Under what is called the Obama-Biden Comprehensive New Energy for America plan, the White House also includes prioritized construction of a natural gas pipeline from Alaska as part of a program to create 5 million "green" jobs by investing $150 billion over the next 10 years.

The jobs creation portion also proposes clean coal technology development and deployment; greater energy efficiency, including weatherization of 1 million homes annually, and ensuring that 10% of the nation's electricity come from renewable sources by 2012 and 25% by 2025.

In an effort to provide short-term relief to consumers, the plan calls for swapping oil from the Strategic Petroleum Reserve to cut prices and cracking down on excessive energy speculation.
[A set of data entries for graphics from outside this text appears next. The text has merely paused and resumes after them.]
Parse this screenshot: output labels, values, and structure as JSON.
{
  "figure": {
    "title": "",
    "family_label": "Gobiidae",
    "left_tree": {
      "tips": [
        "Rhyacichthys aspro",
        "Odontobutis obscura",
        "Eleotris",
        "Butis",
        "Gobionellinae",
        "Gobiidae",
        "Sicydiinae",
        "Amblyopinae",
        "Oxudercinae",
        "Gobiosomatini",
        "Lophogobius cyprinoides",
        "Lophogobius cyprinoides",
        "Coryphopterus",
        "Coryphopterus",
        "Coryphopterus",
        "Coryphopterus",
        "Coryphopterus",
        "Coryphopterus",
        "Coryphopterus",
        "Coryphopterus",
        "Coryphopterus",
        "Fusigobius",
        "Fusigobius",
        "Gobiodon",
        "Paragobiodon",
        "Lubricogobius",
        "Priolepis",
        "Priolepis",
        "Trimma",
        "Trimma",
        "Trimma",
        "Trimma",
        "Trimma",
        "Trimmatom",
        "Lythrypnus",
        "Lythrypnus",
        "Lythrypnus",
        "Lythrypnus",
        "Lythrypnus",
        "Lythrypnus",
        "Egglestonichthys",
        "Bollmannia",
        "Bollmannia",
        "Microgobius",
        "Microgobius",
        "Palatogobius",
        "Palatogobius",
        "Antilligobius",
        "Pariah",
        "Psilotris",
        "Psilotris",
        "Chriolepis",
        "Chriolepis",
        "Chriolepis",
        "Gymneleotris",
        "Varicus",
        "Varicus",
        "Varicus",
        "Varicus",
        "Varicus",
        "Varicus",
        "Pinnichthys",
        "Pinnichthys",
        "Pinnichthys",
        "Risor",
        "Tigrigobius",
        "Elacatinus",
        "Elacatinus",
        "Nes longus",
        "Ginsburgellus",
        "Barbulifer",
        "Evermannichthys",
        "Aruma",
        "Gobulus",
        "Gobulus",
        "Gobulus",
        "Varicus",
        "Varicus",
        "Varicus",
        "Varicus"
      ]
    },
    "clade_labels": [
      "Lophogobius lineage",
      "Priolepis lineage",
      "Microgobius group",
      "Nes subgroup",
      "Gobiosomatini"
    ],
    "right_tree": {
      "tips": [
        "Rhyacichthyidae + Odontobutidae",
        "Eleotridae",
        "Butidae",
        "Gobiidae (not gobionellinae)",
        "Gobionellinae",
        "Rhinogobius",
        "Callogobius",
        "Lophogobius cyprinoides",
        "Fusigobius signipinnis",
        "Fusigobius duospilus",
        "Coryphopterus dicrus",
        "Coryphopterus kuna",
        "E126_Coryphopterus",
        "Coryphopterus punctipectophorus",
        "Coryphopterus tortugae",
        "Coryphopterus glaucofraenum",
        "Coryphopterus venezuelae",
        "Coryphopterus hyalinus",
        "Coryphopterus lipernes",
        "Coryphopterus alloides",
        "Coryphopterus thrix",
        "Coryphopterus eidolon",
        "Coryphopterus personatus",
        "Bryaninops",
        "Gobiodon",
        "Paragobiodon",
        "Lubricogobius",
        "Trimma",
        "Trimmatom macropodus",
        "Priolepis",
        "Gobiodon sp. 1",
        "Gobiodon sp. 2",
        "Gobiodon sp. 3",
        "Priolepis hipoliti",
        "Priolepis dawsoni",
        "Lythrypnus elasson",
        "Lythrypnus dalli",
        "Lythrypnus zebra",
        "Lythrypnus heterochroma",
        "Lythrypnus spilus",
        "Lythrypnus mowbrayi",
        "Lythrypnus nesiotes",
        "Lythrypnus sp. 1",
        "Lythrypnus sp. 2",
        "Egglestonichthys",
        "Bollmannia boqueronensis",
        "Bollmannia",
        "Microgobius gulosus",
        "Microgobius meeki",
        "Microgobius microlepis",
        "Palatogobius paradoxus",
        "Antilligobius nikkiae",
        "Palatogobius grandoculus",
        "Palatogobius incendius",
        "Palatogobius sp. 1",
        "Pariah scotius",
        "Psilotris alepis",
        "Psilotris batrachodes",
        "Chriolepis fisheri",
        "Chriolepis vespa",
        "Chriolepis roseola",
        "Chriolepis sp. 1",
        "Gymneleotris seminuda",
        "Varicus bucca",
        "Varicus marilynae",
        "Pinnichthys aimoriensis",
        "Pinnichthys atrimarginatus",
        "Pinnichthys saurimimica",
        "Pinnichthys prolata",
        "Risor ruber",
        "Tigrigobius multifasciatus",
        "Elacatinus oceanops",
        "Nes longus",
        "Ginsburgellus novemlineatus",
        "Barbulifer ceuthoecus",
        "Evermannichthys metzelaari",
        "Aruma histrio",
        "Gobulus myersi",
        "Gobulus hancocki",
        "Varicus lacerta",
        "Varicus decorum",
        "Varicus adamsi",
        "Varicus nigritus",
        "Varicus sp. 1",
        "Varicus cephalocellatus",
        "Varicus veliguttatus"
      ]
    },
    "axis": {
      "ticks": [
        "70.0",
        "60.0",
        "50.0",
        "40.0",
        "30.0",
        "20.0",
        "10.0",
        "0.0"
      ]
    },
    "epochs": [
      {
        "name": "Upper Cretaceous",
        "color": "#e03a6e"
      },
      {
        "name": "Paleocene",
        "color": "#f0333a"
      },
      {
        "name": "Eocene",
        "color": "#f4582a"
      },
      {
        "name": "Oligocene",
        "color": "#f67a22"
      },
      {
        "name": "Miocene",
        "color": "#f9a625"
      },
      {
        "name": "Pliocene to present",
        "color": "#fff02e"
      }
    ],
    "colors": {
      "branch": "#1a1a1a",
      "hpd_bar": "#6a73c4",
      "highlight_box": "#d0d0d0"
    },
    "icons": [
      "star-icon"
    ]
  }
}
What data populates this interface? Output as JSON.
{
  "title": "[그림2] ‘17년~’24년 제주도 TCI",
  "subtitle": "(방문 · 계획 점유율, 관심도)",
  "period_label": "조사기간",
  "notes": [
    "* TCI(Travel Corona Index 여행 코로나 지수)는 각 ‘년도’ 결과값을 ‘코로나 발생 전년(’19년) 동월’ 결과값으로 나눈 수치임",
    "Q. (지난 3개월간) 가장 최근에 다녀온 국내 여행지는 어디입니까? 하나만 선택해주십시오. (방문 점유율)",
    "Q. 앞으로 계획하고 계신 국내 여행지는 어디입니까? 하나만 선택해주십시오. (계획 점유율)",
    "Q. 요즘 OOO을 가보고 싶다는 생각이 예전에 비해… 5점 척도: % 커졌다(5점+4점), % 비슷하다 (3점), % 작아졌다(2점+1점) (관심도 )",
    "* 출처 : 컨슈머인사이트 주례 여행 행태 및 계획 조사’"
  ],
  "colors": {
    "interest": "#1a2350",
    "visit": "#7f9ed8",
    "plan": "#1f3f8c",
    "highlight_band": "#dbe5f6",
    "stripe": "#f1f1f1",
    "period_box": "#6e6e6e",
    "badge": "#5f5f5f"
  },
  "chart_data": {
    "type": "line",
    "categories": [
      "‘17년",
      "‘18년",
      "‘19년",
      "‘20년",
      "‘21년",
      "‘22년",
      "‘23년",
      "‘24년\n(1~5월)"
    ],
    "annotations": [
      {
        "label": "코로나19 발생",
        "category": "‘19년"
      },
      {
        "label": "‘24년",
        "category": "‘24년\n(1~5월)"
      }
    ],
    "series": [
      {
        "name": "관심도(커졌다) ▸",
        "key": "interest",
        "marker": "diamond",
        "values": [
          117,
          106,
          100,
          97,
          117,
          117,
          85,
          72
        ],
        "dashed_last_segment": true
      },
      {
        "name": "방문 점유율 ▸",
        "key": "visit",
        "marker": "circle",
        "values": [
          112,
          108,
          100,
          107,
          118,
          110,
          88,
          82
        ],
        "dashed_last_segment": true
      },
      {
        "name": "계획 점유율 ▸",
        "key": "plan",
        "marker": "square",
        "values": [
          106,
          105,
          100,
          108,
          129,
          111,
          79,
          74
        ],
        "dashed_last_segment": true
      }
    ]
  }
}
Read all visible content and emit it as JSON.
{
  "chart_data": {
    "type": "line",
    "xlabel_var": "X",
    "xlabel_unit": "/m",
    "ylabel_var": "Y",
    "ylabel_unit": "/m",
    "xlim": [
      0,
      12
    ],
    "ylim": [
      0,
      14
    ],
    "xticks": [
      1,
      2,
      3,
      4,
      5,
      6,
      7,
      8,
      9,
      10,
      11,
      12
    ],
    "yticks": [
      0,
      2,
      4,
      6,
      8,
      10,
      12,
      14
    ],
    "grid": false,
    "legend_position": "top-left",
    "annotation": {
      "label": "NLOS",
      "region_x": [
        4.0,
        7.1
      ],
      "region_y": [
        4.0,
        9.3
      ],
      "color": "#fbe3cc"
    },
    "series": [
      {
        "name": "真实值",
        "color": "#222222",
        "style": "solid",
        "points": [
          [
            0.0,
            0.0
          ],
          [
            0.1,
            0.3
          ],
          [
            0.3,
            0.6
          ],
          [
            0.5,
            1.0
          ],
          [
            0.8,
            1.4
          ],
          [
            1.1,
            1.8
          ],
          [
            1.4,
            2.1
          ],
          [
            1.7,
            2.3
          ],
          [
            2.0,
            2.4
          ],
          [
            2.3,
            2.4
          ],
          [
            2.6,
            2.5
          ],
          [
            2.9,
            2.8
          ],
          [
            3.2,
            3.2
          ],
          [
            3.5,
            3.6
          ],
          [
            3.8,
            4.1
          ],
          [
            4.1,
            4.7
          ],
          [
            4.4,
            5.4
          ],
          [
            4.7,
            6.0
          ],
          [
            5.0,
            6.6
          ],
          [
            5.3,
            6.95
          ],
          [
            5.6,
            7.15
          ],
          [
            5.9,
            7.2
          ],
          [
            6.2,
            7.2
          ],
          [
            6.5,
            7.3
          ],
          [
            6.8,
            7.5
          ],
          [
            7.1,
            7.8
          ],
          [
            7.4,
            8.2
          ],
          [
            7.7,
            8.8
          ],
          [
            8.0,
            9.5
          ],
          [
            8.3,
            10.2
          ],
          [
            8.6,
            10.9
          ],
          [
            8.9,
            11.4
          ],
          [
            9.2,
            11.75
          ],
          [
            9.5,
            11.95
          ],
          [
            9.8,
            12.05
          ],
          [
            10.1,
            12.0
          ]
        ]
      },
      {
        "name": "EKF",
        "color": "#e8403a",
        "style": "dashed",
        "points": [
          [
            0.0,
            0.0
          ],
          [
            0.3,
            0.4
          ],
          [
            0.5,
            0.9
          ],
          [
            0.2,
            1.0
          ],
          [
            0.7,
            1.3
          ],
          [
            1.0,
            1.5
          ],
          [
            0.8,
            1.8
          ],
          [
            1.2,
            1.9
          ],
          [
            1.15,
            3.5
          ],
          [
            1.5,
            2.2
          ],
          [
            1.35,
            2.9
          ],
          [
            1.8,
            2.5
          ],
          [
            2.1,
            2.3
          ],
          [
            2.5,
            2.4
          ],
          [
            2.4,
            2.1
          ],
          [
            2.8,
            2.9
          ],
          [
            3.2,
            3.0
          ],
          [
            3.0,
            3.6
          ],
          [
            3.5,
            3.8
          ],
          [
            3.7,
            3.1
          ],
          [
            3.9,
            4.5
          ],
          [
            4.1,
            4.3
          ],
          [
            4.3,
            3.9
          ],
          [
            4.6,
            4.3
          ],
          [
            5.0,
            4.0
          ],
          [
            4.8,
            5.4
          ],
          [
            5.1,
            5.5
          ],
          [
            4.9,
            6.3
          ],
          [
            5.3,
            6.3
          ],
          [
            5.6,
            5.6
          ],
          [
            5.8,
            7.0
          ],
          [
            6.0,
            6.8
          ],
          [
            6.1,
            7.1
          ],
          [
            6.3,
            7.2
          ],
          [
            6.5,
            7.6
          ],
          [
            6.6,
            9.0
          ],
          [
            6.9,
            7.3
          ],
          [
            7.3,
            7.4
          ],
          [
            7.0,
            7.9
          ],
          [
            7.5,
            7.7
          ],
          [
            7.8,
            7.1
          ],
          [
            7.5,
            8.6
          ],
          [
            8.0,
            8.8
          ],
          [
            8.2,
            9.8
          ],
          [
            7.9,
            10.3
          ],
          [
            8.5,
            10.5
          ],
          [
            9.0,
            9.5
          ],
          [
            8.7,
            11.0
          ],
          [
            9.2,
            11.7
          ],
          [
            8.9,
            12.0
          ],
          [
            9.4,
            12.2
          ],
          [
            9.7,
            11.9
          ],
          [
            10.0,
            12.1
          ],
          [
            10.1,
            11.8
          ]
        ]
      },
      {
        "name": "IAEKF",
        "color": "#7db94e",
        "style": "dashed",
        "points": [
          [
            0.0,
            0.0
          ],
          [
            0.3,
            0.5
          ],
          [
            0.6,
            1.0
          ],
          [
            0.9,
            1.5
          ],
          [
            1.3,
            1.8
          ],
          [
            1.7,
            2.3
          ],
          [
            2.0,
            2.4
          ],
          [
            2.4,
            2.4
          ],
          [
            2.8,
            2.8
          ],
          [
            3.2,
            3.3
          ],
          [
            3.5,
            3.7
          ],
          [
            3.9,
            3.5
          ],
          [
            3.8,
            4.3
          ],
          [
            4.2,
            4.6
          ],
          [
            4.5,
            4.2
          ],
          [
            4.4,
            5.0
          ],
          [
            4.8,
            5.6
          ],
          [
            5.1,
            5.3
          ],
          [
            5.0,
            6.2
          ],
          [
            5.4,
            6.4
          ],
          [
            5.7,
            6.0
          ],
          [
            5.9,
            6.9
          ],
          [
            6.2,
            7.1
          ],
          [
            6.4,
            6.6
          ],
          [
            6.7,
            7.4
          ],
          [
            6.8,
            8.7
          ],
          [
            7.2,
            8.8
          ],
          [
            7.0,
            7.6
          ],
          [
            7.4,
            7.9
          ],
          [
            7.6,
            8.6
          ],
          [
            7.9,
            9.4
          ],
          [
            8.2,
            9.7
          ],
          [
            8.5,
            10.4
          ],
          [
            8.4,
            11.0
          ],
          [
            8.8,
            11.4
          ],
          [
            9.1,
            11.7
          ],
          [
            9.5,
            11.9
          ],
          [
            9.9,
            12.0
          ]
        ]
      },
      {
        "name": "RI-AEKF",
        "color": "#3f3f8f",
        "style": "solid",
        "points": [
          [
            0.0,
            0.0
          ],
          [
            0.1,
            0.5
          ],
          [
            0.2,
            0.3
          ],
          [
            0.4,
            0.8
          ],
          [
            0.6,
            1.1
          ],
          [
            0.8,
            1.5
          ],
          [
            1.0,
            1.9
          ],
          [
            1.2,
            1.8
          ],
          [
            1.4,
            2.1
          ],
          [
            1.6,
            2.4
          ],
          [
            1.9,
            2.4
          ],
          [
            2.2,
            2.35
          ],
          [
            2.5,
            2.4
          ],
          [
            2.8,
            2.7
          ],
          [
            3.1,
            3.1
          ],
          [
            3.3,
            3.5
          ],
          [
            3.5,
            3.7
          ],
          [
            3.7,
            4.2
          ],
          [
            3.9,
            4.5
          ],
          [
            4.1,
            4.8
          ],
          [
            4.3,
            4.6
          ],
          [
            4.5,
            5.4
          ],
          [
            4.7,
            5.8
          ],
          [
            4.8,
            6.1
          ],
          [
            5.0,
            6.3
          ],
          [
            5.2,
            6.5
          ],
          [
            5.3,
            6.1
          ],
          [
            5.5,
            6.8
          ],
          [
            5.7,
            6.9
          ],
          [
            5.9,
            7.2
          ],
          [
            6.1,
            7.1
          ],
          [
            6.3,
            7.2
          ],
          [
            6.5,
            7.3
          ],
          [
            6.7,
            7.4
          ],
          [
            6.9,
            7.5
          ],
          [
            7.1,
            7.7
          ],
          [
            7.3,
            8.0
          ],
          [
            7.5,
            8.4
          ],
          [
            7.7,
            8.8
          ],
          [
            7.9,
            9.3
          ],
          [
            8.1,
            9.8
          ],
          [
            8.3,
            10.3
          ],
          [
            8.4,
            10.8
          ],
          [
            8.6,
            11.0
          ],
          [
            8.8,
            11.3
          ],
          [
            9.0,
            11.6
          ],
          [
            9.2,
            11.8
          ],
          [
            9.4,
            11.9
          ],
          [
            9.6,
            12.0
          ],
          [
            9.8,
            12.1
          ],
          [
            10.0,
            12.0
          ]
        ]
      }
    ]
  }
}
Democrats in Congress proposed both actions as oil prices approached $150/bbl and retail gasoline prices broke the $4/gal barrier early last summer.

Obama's inaugural address included references to excessive financial speculation, which several federal lawmakers believe played a greater part in 2008's record-high oil prices than supply and demand. "This crisis has reminded us that without a watchful eye, the market can spin out of control," the president said.

Finally, the incoming administration's energy and environmental strategy calls for implementation of an economy-wide cap-and-trade program to reduce greenhouse gas emissions by 80% by 2050. It also pledges to make the US a global leader in addressing climate change.